With the advent of deepfakes, it’s becoming even harder to separate truth from fiction. Deepfakes have the potential to damage almost anything they target—the 2020 political campaigns, local or international news and current events, even someone’s divorce proceedings. Virtually every news organization, social media platform, and technology company working in video is exploring how to detect and counteract deepfakes, but when we began researching this article, we found that few wanted to talk about it yet.
“If technology can create something, technologies should be able to detect whether it’s an authentic video or whether it has been edited,” says Petr Peterka, chief technology officer at RadioMobile and former CTO at Verimatrix, where he focused on anti-piracy and forensic video security.
“Deepfakes take your real image, knowledge about how your lips should move when you are pronouncing different sounds, and then it artificially, like CGI graphics, creates the movement of your lips to make it sound like you’ve said something,” says Peterka. “The same thing happens with audio. If somebody analyzes your voice, then they can synthesize something that you said that has your tone of voice, your accent, and everything else.”
This is a nascent field, but in principal the content security business Peterka previously was in had very similar problems to solve. “Knowing some of the video capturing and editing and compression technologies, I think there must be a way to detect it.”
Deepfakes’ Troubling Spread
Deepfakes have primarily been used to take famous female entertainers and place their face onto pornography according to “The State of Deepfakes.” a research study conducted by Deeptrace, a technology company that does detection and monitoring of synthetic videos.
“Our research revealed that the deepfake phenomenon is growing rapidly online, with the number of deepfake videos almost doubling over the last seven months to 14,678,” wrote Giorgio Patrini, Founder, CEO, and Chief Scientist, Deeptrace in September 2019.
“This increase is supported by the growing commodification of tools and services that lower the barrier for non-experts to create deepfakes.” The company’s research identified multiple forums, open source code, apps, and platforms for deepfake content creation. According to the report, one service needs 250 images and two days of processing to create a realistic deepfake.

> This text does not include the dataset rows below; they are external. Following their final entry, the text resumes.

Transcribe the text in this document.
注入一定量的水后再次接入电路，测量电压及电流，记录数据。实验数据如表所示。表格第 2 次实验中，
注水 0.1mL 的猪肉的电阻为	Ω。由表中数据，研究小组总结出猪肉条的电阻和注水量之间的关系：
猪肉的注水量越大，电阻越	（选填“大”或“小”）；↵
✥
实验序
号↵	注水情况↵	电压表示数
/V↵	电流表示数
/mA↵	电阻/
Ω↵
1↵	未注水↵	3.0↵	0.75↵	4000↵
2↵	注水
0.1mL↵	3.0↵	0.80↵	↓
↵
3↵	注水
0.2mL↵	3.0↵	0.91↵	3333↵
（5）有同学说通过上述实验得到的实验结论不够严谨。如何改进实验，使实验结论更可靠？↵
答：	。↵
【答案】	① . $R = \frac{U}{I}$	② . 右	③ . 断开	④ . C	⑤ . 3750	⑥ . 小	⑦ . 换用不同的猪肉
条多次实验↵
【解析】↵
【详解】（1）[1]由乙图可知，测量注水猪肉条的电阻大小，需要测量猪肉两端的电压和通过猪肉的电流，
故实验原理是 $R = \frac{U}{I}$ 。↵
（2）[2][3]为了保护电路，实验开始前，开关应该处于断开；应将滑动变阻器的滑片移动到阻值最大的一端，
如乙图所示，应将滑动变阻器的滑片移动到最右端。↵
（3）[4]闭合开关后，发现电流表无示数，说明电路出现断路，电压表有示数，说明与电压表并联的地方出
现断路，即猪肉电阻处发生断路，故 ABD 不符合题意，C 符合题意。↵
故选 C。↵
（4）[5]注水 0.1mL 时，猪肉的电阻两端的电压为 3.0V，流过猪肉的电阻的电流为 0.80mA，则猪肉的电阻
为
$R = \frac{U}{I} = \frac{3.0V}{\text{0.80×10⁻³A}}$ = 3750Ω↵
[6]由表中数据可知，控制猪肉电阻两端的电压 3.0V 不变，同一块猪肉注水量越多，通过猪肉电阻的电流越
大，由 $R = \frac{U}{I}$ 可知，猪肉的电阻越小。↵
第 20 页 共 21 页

A whopping 96% of the deepfake videos Deeptrace found online were porn, with the top four websites garnering more than 134 million views. The remaining 4% of deepfake videos were found on YouTube and ran the gamut from politicians to corporate figures. The quality of many of the current deepfakes, including content manipulated to appear as if it features Nancy Pelosi, Donald Trump, Barack Obama (notably in the video created by BuzzFeed shown as the opening image to this article), Mark Zuckerberg and others, is poor enough that some refer to them as “cheapfakes.” The concern, though, is that the technology is improving so fast that it will soon be much more difficult to distinguish a deepfake from the real thing.
That’s Not a Real Cat—Or a Real Person
The term “deepfake” comes from “deep learning” and “fake.” The AI field, associated with creating deepfakes, is rooted in a class of machine learning called generative adversarial networks (GAN), where neural networks compete with each other by taking data from a training set and generating new content.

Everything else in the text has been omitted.